# Low battery charge after only a few shots



## david1963

I've got a Canon PowerShot A480 camera which has served me well over the last five years. However, in recent months it has taken to eating up batteries - I thought this may be that was using fading rechargeable ones but even with new high quality ones, the low charge symbol starts flashing after only a few shots and then gives up a few shots later.

Any ideas as to the cause of this, or more importantly what can be done to correct the problem?


----------



## WereBo

Hi David :wave:

If the batteries dying that quickly, it's very likely to be component-failure somewhere. It might be worth trying cleaning the battery-contacts in the camera, with a cotton-bud (Q-Tip) and Isopropyl Alcohol, don't use any other type of alcohol, it can leave contaminant smears), but I wouldn't hold my breath it would cure it.

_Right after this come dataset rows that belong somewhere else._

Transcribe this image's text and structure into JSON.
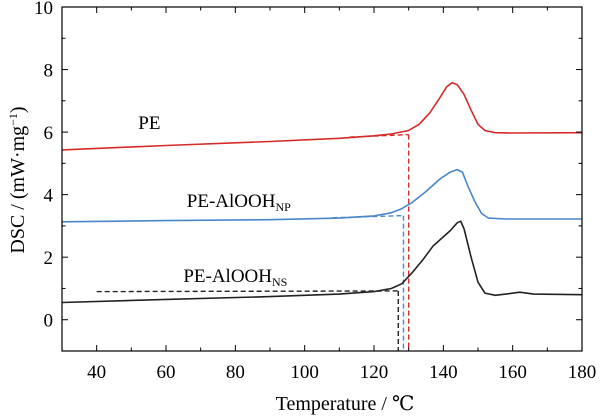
{
  "chart_data": {
    "type": "line",
    "xlabel": "Temperature / ℃",
    "ylabel_main": "DSC / (mW·mg",
    "ylabel_sup": "−1",
    "ylabel_close": ")",
    "xlim": [
      30,
      180
    ],
    "ylim": [
      -1,
      10
    ],
    "x_ticks": [
      40,
      60,
      80,
      100,
      120,
      140,
      160,
      180
    ],
    "y_ticks": [
      0,
      2,
      4,
      6,
      8,
      10
    ],
    "grid": false,
    "legend": "none",
    "series": [
      {
        "name": "PE",
        "label_main": "PE",
        "label_sub": "",
        "color": "#d42a2a",
        "label_at": [
          52,
          6.1
        ],
        "points": [
          [
            30,
            5.43
          ],
          [
            60,
            5.57
          ],
          [
            90,
            5.7
          ],
          [
            110,
            5.8
          ],
          [
            120,
            5.88
          ],
          [
            125,
            5.94
          ],
          [
            130,
            6.05
          ],
          [
            133,
            6.25
          ],
          [
            136,
            6.6
          ],
          [
            139,
            7.1
          ],
          [
            141,
            7.45
          ],
          [
            142.5,
            7.58
          ],
          [
            144,
            7.52
          ],
          [
            146,
            7.2
          ],
          [
            148,
            6.7
          ],
          [
            150,
            6.25
          ],
          [
            152,
            6.05
          ],
          [
            155,
            5.98
          ],
          [
            160,
            5.97
          ],
          [
            180,
            5.98
          ]
        ],
        "onset": {
          "x": 130,
          "y": 5.92,
          "baseline_from": 113,
          "baseline_y": 5.84
        }
      },
      {
        "name": "PE-AlOOHNP",
        "label_main": "PE-AlOOH",
        "label_sub": "NP",
        "color": "#4a86c8",
        "label_at": [
          66,
          3.6
        ],
        "points": [
          [
            30,
            3.13
          ],
          [
            60,
            3.17
          ],
          [
            90,
            3.2
          ],
          [
            110,
            3.25
          ],
          [
            120,
            3.32
          ],
          [
            125,
            3.42
          ],
          [
            128,
            3.55
          ],
          [
            131,
            3.75
          ],
          [
            135,
            4.1
          ],
          [
            139,
            4.5
          ],
          [
            142,
            4.72
          ],
          [
            144,
            4.8
          ],
          [
            145.5,
            4.72
          ],
          [
            147,
            4.3
          ],
          [
            149,
            3.8
          ],
          [
            151,
            3.4
          ],
          [
            153,
            3.25
          ],
          [
            158,
            3.22
          ],
          [
            180,
            3.22
          ]
        ],
        "onset": {
          "x": 128.5,
          "y": 3.33,
          "baseline_from": 108,
          "baseline_y": 3.26
        }
      },
      {
        "name": "PE-AlOOHNS",
        "label_main": "PE-AlOOH",
        "label_sub": "NS",
        "color": "#222222",
        "label_at": [
          65,
          1.2
        ],
        "points": [
          [
            30,
            0.55
          ],
          [
            60,
            0.65
          ],
          [
            90,
            0.74
          ],
          [
            110,
            0.82
          ],
          [
            120,
            0.9
          ],
          [
            125,
            1.0
          ],
          [
            128,
            1.15
          ],
          [
            131,
            1.5
          ],
          [
            134,
            1.9
          ],
          [
            137,
            2.35
          ],
          [
            140,
            2.65
          ],
          [
            142,
            2.85
          ],
          [
            144,
            3.1
          ],
          [
            145,
            3.15
          ],
          [
            146,
            2.9
          ],
          [
            148,
            2.0
          ],
          [
            150,
            1.2
          ],
          [
            152,
            0.85
          ],
          [
            155,
            0.78
          ],
          [
            158,
            0.82
          ],
          [
            162,
            0.88
          ],
          [
            166,
            0.82
          ],
          [
            180,
            0.8
          ]
        ],
        "onset": {
          "x": 127,
          "y": 0.92,
          "baseline_from": 40,
          "baseline_y": 0.9
        }
      }
    ]
  }
}
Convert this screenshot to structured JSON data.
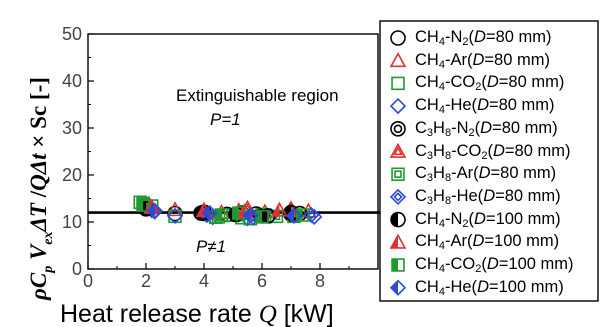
{
  "chart_data": {
    "type": "scatter",
    "xlabel": "Heat release rate Q [kW]",
    "ylabel": "ρC_p V_ex ΔT / QΔt × Sc [-]",
    "xlim": [
      0,
      10
    ],
    "ylim": [
      0,
      50
    ],
    "xticks": [
      "0",
      "2",
      "4",
      "6",
      "8"
    ],
    "yticks": [
      "0",
      "10",
      "20",
      "30",
      "40",
      "50"
    ],
    "reference_line": {
      "y": 12,
      "color": "#000000"
    },
    "annotations": {
      "region": "Extinguishable region",
      "p_equals": "P=1",
      "p_not_equals": "P≠1"
    },
    "series": [
      {
        "name": "CH4-N2(D=80 mm)",
        "legend_html": "CH<sub>4</sub>-N<sub>2</sub>(<i>D</i>=80 mm)",
        "marker": "circle",
        "color": "#000000",
        "points": [
          [
            2.0,
            13.2
          ],
          [
            3.0,
            11.8
          ],
          [
            4.0,
            12.1
          ],
          [
            4.8,
            11.6
          ],
          [
            5.3,
            11.9
          ],
          [
            6.0,
            11.3
          ],
          [
            7.0,
            11.7
          ]
        ]
      },
      {
        "name": "CH4-Ar(D=80 mm)",
        "legend_html": "CH<sub>4</sub>-Ar(<i>D</i>=80 mm)",
        "marker": "triangle",
        "color": "#e03030",
        "points": [
          [
            2.1,
            13.8
          ],
          [
            3.0,
            12.6
          ],
          [
            4.0,
            12.3
          ],
          [
            4.6,
            12.0
          ],
          [
            5.2,
            12.4
          ],
          [
            6.1,
            12.1
          ],
          [
            7.0,
            12.8
          ],
          [
            7.6,
            12.3
          ]
        ]
      },
      {
        "name": "CH4-CO2(D=80 mm)",
        "legend_html": "CH<sub>4</sub>-CO<sub>2</sub>(<i>D</i>=80 mm)",
        "marker": "square",
        "color": "#1f9a30",
        "points": [
          [
            1.8,
            14.2
          ],
          [
            2.2,
            13.4
          ],
          [
            3.0,
            11.2
          ],
          [
            4.5,
            11.1
          ],
          [
            5.0,
            11.4
          ],
          [
            5.6,
            10.7
          ],
          [
            6.0,
            11.6
          ],
          [
            7.1,
            11.2
          ]
        ]
      },
      {
        "name": "CH4-He(D=80 mm)",
        "legend_html": "CH<sub>4</sub>-He(<i>D</i>=80 mm)",
        "marker": "diamond",
        "color": "#2a4bd8",
        "points": [
          [
            2.3,
            12.2
          ],
          [
            3.0,
            11.3
          ],
          [
            4.3,
            11.0
          ],
          [
            5.5,
            10.8
          ],
          [
            6.3,
            11.3
          ],
          [
            7.8,
            11.1
          ]
        ]
      },
      {
        "name": "C3H8-N2(D=80 mm)",
        "legend_html": "C<sub>3</sub>H<sub>8</sub>-N<sub>2</sub>(<i>D</i>=80 mm)",
        "marker": "double-circle",
        "color": "#000000",
        "points": [
          [
            2.0,
            12.9
          ],
          [
            4.0,
            11.8
          ],
          [
            5.8,
            11.7
          ],
          [
            7.3,
            11.8
          ]
        ]
      },
      {
        "name": "C3H8-CO2(D=80 mm)",
        "legend_html": "C<sub>3</sub>H<sub>8</sub>-CO<sub>2</sub>(<i>D</i>=80 mm)",
        "marker": "double-triangle",
        "color": "#e03030",
        "points": [
          [
            2.1,
            13.5
          ],
          [
            4.0,
            12.5
          ],
          [
            5.5,
            12.9
          ],
          [
            7.0,
            12.5
          ]
        ]
      },
      {
        "name": "C3H8-Ar(D=80 mm)",
        "legend_html": "C<sub>3</sub>H<sub>8</sub>-Ar(<i>D</i>=80 mm)",
        "marker": "double-square",
        "color": "#1f9a30",
        "points": [
          [
            1.9,
            13.9
          ],
          [
            4.4,
            11.0
          ],
          [
            5.3,
            10.9
          ],
          [
            6.5,
            11.2
          ]
        ]
      },
      {
        "name": "C3H8-He(D=80 mm)",
        "legend_html": "C<sub>3</sub>H<sub>8</sub>-He(<i>D</i>=80 mm)",
        "marker": "double-diamond",
        "color": "#2a4bd8",
        "points": [
          [
            2.2,
            12.5
          ],
          [
            4.1,
            11.5
          ],
          [
            5.7,
            11.0
          ],
          [
            7.7,
            11.5
          ]
        ]
      },
      {
        "name": "CH4-N2(D=100 mm)",
        "legend_html": "CH<sub>4</sub>-N<sub>2</sub>(<i>D</i>=100 mm)",
        "marker": "half-circle",
        "color": "#000000",
        "points": [
          [
            2.0,
            12.8
          ],
          [
            3.9,
            11.9
          ],
          [
            5.1,
            11.6
          ],
          [
            6.2,
            11.3
          ],
          [
            7.0,
            12.0
          ]
        ]
      },
      {
        "name": "CH4-Ar(D=100 mm)",
        "legend_html": "CH<sub>4</sub>-Ar(<i>D</i>=100 mm)",
        "marker": "half-triangle",
        "color": "#e03030",
        "points": [
          [
            2.2,
            13.1
          ],
          [
            4.0,
            12.4
          ],
          [
            5.4,
            12.2
          ],
          [
            6.6,
            12.5
          ]
        ]
      },
      {
        "name": "CH4-CO2(D=100 mm)",
        "legend_html": "CH<sub>4</sub>-CO<sub>2</sub>(<i>D</i>=100 mm)",
        "marker": "half-square",
        "color": "#1f9a30",
        "points": [
          [
            1.9,
            13.6
          ],
          [
            4.6,
            11.5
          ],
          [
            5.2,
            11.9
          ],
          [
            6.0,
            11.1
          ],
          [
            7.4,
            11.5
          ]
        ]
      },
      {
        "name": "CH4-He(D=100 mm)",
        "legend_html": "CH<sub>4</sub>-He(<i>D</i>=100 mm)",
        "marker": "half-diamond",
        "color": "#2a4bd8",
        "points": [
          [
            2.3,
            12.4
          ],
          [
            4.2,
            11.9
          ],
          [
            5.6,
            11.4
          ],
          [
            7.1,
            11.3
          ]
        ]
      }
    ]
  }
}
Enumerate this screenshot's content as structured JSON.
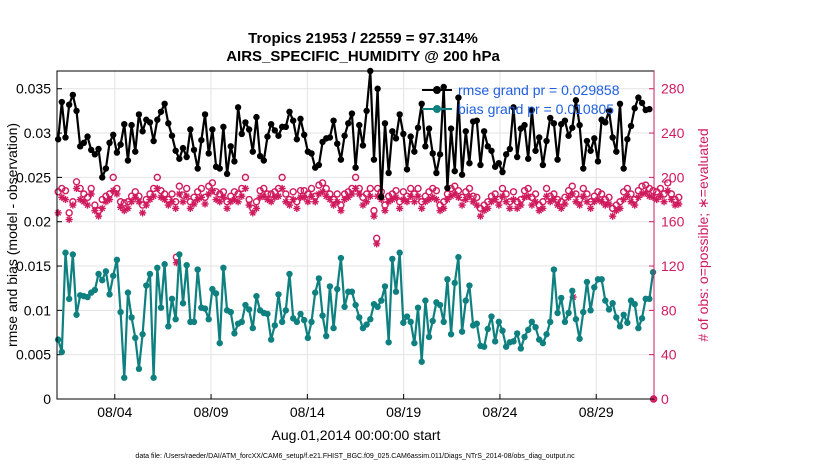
{
  "chart_data": {
    "type": "line",
    "title": "Tropics 21953 / 22559 = 97.314%",
    "subtitle": "AIRS_SPECIFIC_HUMIDITY @ 200 hPa",
    "xlabel": "Aug.01,2014 00:00:00 start",
    "ylabel_left": "rmse and bias (model - observation)",
    "ylabel_right": "# of obs: o=possible; ∗=evaluated",
    "footer": "data file: /Users/raeder/DAI/ATM_forcXX/CAM6_setup/f.e21.FHIST_BGC.f09_025.CAM6assim.011/Diags_NTrS_2014-08/obs_diag_output.nc",
    "x_range_days": [
      1,
      32
    ],
    "x_ticks": [
      4,
      9,
      14,
      19,
      24,
      29
    ],
    "x_tick_labels": [
      "08/04",
      "08/09",
      "08/14",
      "08/19",
      "08/24",
      "08/29"
    ],
    "y_left_range": [
      0,
      0.037
    ],
    "y_left_ticks": [
      "0",
      "0.005",
      "0.01",
      "0.015",
      "0.02",
      "0.025",
      "0.03",
      "0.035"
    ],
    "y_right_range": [
      0,
      296
    ],
    "y_right_ticks": [
      "0",
      "40",
      "80",
      "120",
      "160",
      "200",
      "240",
      "280"
    ],
    "grid": true,
    "legend_position": "top-right",
    "colors": {
      "rmse": "#000000",
      "bias": "#0f8080",
      "obs": "#d01b5e"
    },
    "series": [
      {
        "name": "rmse grand pr = 0.029858",
        "axis": "left",
        "values": [
          0.0293,
          0.0335,
          0.0295,
          0.0332,
          0.0343,
          0.0325,
          0.0285,
          0.0289,
          0.0296,
          0.0281,
          0.0276,
          0.0282,
          0.025,
          0.026,
          0.0289,
          0.0298,
          0.0278,
          0.0287,
          0.031,
          0.0269,
          0.0309,
          0.0279,
          0.0321,
          0.0302,
          0.0315,
          0.0312,
          0.0291,
          0.0315,
          0.0324,
          0.0333,
          0.0311,
          0.0297,
          0.028,
          0.0271,
          0.0283,
          0.0273,
          0.0304,
          0.0281,
          0.026,
          0.0292,
          0.0321,
          0.0277,
          0.0304,
          0.0262,
          0.026,
          0.0307,
          0.0254,
          0.0285,
          0.0268,
          0.0329,
          0.0299,
          0.0312,
          0.0304,
          0.0279,
          0.0318,
          0.0274,
          0.0269,
          0.0296,
          0.031,
          0.0303,
          0.0297,
          0.0307,
          0.0307,
          0.0324,
          0.0314,
          0.0293,
          0.0316,
          0.0298,
          0.0279,
          0.0277,
          0.0261,
          0.0264,
          0.029,
          0.0294,
          0.0295,
          0.0314,
          0.0288,
          0.027,
          0.0297,
          0.0311,
          0.0322,
          0.0261,
          0.0309,
          0.0286,
          0.0325,
          0.037,
          0.027,
          0.035,
          0.0228,
          0.0311,
          0.0255,
          0.0302,
          0.0294,
          0.0321,
          0.0299,
          0.0259,
          0.0296,
          0.0279,
          0.0306,
          0.0333,
          0.0285,
          0.0305,
          0.0277,
          0.0255,
          0.0276,
          0.0352,
          0.0238,
          0.0305,
          0.0257,
          0.034,
          0.0253,
          0.0302,
          0.0266,
          0.0313,
          0.0314,
          0.0264,
          0.0302,
          0.0285,
          0.028,
          0.0262,
          0.0266,
          0.0256,
          0.0276,
          0.0282,
          0.0329,
          0.0273,
          0.0305,
          0.0309,
          0.0271,
          0.0326,
          0.028,
          0.0295,
          0.0264,
          0.0291,
          0.0317,
          0.0311,
          0.027,
          0.031,
          0.0314,
          0.0297,
          0.0306,
          0.0337,
          0.0309,
          0.026,
          0.0291,
          0.028,
          0.0294,
          0.0268,
          0.0315,
          0.0312,
          0.0325,
          0.0295,
          0.0279,
          0.0333,
          0.026,
          0.0293,
          0.0308,
          0.0328,
          0.034,
          0.0334,
          0.0326,
          0.0327
        ]
      },
      {
        "name": "bias grand pr = 0.010805",
        "axis": "left",
        "values": [
          0.0067,
          0.0053,
          0.0165,
          0.0113,
          0.0163,
          0.0095,
          0.0117,
          0.0116,
          0.0115,
          0.012,
          0.0123,
          0.0141,
          0.0134,
          0.0144,
          0.0118,
          0.0139,
          0.0157,
          0.0098,
          0.0024,
          0.012,
          0.0092,
          0.0069,
          0.0034,
          0.0073,
          0.0128,
          0.0141,
          0.0024,
          0.0148,
          0.0103,
          0.0152,
          0.0082,
          0.0113,
          0.009,
          0.0163,
          0.0108,
          0.0151,
          0.0087,
          0.0087,
          0.0146,
          0.0103,
          0.0102,
          0.009,
          0.0124,
          0.0119,
          0.0063,
          0.0148,
          0.01,
          0.0098,
          0.0074,
          0.0085,
          0.0087,
          0.0106,
          0.0101,
          0.008,
          0.0116,
          0.01,
          0.0097,
          0.0096,
          0.0067,
          0.0083,
          0.0118,
          0.0087,
          0.01,
          0.0141,
          0.0091,
          0.0087,
          0.0096,
          0.0089,
          0.0069,
          0.0087,
          0.012,
          0.0136,
          0.0094,
          0.0071,
          0.0127,
          0.008,
          0.0124,
          0.0159,
          0.0104,
          0.0121,
          0.0121,
          0.0106,
          0.0092,
          0.008,
          0.0084,
          0.009,
          0.0107,
          0.0104,
          0.0111,
          0.0127,
          0.0064,
          0.0158,
          0.0121,
          0.0165,
          0.0086,
          0.0093,
          0.0087,
          0.0063,
          0.0103,
          0.0042,
          0.0111,
          0.007,
          0.0088,
          0.0109,
          0.0106,
          0.0087,
          0.0135,
          0.0073,
          0.0131,
          0.016,
          0.0076,
          0.0111,
          0.0128,
          0.0083,
          0.0085,
          0.006,
          0.0059,
          0.0079,
          0.0093,
          0.0065,
          0.0087,
          0.0077,
          0.0059,
          0.0064,
          0.0065,
          0.0074,
          0.0057,
          0.007,
          0.0078,
          0.0087,
          0.0081,
          0.0067,
          0.0063,
          0.0073,
          0.0087,
          0.0146,
          0.0097,
          0.0114,
          0.0087,
          0.0097,
          0.0122,
          0.009,
          0.0068,
          0.0098,
          0.0132,
          0.01,
          0.0126,
          0.0135,
          0.0135,
          0.0111,
          0.0101,
          0.0108,
          0.0092,
          0.0082,
          0.0095,
          0.0086,
          0.0111,
          0.0107,
          0.008,
          0.0091,
          0.0113,
          0.0113,
          0.0143
        ]
      },
      {
        "name": "obs possible (o)",
        "axis": "right",
        "values": [
          187,
          190,
          188,
          168,
          178,
          196,
          190,
          185,
          182,
          190,
          175,
          170,
          180,
          183,
          185,
          200,
          190,
          178,
          177,
          178,
          183,
          187,
          183,
          175,
          180,
          185,
          190,
          200,
          188,
          185,
          180,
          185,
          178,
          192,
          184,
          190,
          178,
          182,
          187,
          190,
          182,
          192,
          195,
          187,
          185,
          187,
          178,
          183,
          187,
          185,
          190,
          200,
          180,
          172,
          178,
          188,
          190,
          185,
          185,
          187,
          190,
          200,
          185,
          180,
          187,
          178,
          188,
          188,
          185,
          190,
          183,
          193,
          195,
          190,
          185,
          180,
          185,
          175,
          185,
          187,
          190,
          200,
          190,
          182,
          185,
          190,
          170,
          190,
          187,
          175,
          183,
          185,
          188,
          178,
          187,
          183,
          190,
          185,
          190,
          178,
          183,
          187,
          190,
          188,
          175,
          178,
          185,
          190,
          192,
          188,
          182,
          187,
          190,
          183,
          182,
          172,
          175,
          178,
          183,
          185,
          180,
          190,
          185,
          178,
          187,
          178,
          180,
          188,
          190,
          182,
          185,
          175,
          178,
          190,
          183,
          185,
          180,
          178,
          182,
          188,
          192,
          185,
          180,
          190,
          185,
          178,
          183,
          187,
          185,
          180,
          182,
          172,
          175,
          178,
          187,
          190,
          185,
          180,
          188,
          192,
          193,
          190,
          188,
          187,
          190,
          185,
          195,
          185,
          180,
          182
        ]
      },
      {
        "name": "obs evaluated (*)",
        "axis": "right",
        "values": [
          168,
          182,
          180,
          162,
          175,
          190,
          180,
          178,
          175,
          185,
          170,
          165,
          172,
          178,
          180,
          188,
          185,
          173,
          170,
          172,
          178,
          182,
          178,
          168,
          175,
          180,
          183,
          190,
          182,
          180,
          175,
          178,
          172,
          185,
          178,
          183,
          172,
          176,
          180,
          182,
          176,
          185,
          188,
          180,
          178,
          182,
          172,
          178,
          180,
          178,
          183,
          190,
          175,
          168,
          172,
          182,
          183,
          180,
          178,
          182,
          183,
          190,
          178,
          175,
          180,
          172,
          182,
          182,
          178,
          183,
          178,
          185,
          187,
          183,
          180,
          175,
          178,
          170,
          180,
          182,
          185,
          190,
          185,
          175,
          178,
          183,
          165,
          183,
          180,
          170,
          178,
          180,
          182,
          172,
          180,
          178,
          183,
          178,
          183,
          172,
          178,
          180,
          182,
          180,
          170,
          172,
          180,
          183,
          185,
          182,
          175,
          180,
          183,
          178,
          175,
          165,
          170,
          172,
          178,
          180,
          175,
          183,
          178,
          172,
          180,
          172,
          175,
          182,
          183,
          175,
          178,
          170,
          172,
          183,
          178,
          180,
          175,
          172,
          176,
          182,
          185,
          178,
          175,
          183,
          178,
          172,
          178,
          180,
          178,
          175,
          176,
          165,
          170,
          172,
          180,
          183,
          178,
          175,
          182,
          185,
          186,
          183,
          182,
          180,
          183,
          178,
          188,
          180,
          175,
          176
        ]
      }
    ],
    "outliers": [
      {
        "name": "obs possible (o)",
        "x_day": 7.2,
        "value": 128
      },
      {
        "name": "obs evaluated (*)",
        "x_day": 7.2,
        "value": 123
      },
      {
        "name": "obs possible (o)",
        "x_day": 17.6,
        "value": 145
      },
      {
        "name": "obs evaluated (*)",
        "x_day": 17.6,
        "value": 140
      },
      {
        "name": "obs evaluated (*)",
        "x_day": 27.8,
        "value": 92
      },
      {
        "name": "obs possible (o)",
        "x_day": 31.98,
        "value": 0
      },
      {
        "name": "obs evaluated (*)",
        "x_day": 31.98,
        "value": 0
      }
    ]
  }
}
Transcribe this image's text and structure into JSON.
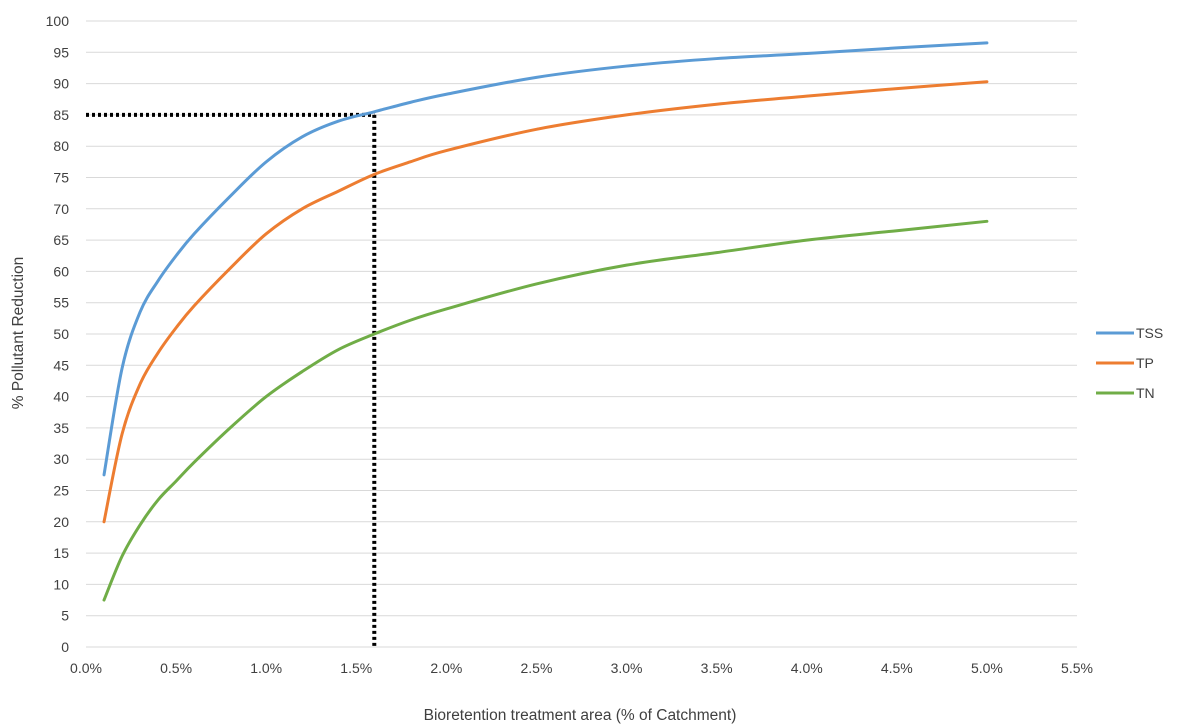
{
  "chart_data": {
    "type": "line",
    "title": "",
    "xlabel": "Bioretention treatment area (% of Catchment)",
    "ylabel": "% Pollutant Reduction",
    "xlim": [
      0.0,
      5.5
    ],
    "ylim": [
      0,
      100
    ],
    "x_ticks": [
      0.0,
      0.5,
      1.0,
      1.5,
      2.0,
      2.5,
      3.0,
      3.5,
      4.0,
      4.5,
      5.0,
      5.5
    ],
    "x_tick_labels": [
      "0.0%",
      "0.5%",
      "1.0%",
      "1.5%",
      "2.0%",
      "2.5%",
      "3.0%",
      "3.5%",
      "4.0%",
      "4.5%",
      "5.0%",
      "5.5%"
    ],
    "y_ticks": [
      0,
      5,
      10,
      15,
      20,
      25,
      30,
      35,
      40,
      45,
      50,
      55,
      60,
      65,
      70,
      75,
      80,
      85,
      90,
      95,
      100
    ],
    "grid": "horizontal",
    "legend_position": "right",
    "series": [
      {
        "name": "TSS",
        "color": "#5B9BD5",
        "x": [
          0.1,
          0.2,
          0.3,
          0.4,
          0.5,
          0.6,
          0.8,
          1.0,
          1.2,
          1.4,
          1.6,
          1.8,
          2.0,
          2.5,
          3.0,
          3.5,
          4.0,
          4.5,
          5.0
        ],
        "y": [
          27.5,
          44.5,
          53.5,
          58.5,
          62.5,
          66.0,
          72.0,
          77.5,
          81.5,
          84.0,
          85.5,
          87.0,
          88.3,
          91.0,
          92.8,
          94.0,
          94.8,
          95.7,
          96.5
        ]
      },
      {
        "name": "TP",
        "color": "#ED7D31",
        "x": [
          0.1,
          0.2,
          0.3,
          0.4,
          0.5,
          0.6,
          0.8,
          1.0,
          1.2,
          1.4,
          1.6,
          1.8,
          2.0,
          2.5,
          3.0,
          3.5,
          4.0,
          4.5,
          5.0
        ],
        "y": [
          20.0,
          34.0,
          42.0,
          47.0,
          51.0,
          54.5,
          60.5,
          66.0,
          70.0,
          72.8,
          75.5,
          77.5,
          79.3,
          82.7,
          85.0,
          86.7,
          88.0,
          89.2,
          90.3
        ]
      },
      {
        "name": "TN",
        "color": "#70AD47",
        "x": [
          0.1,
          0.2,
          0.3,
          0.4,
          0.5,
          0.6,
          0.8,
          1.0,
          1.2,
          1.4,
          1.6,
          1.8,
          2.0,
          2.5,
          3.0,
          3.5,
          4.0,
          4.5,
          5.0
        ],
        "y": [
          7.5,
          14.5,
          19.5,
          23.5,
          26.5,
          29.5,
          35.0,
          40.0,
          44.0,
          47.5,
          50.0,
          52.2,
          54.0,
          58.0,
          61.0,
          63.0,
          65.0,
          66.5,
          68.0
        ]
      }
    ],
    "annotations": [
      {
        "type": "dotted-guide",
        "color": "#000000",
        "x": 1.6,
        "y": 85
      }
    ]
  }
}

If it's a recent purchase, check the warranty and return it if possible, it will cost more to repair it than to replace it, otherwise :sigh:


----------



## Rich-M

I don't know how much this can help you but plugging camera into pc and using software is the fastest way to drain batteries which is why I always suggest plugging the card into pc and not the camera.


----------



## david1963

Thanks for your advice, both of you.

I'll give both suggestions a go but I'm not optimistic:sad:


----------



## CharisVera41

Even new batteries can drain fast. First discharge them completely then charge full. You will gain enough battery back up.


----------



## 4dabank

Allot of people mentioned running into cases where the battery compartment cover design of the metal electrical contacts were flawed and they found inserting tiny pieces of plastic foam, tooth picks or cardboard under the metal contacts created enough force to keep the contact securely touching the battery. Good Luck


----------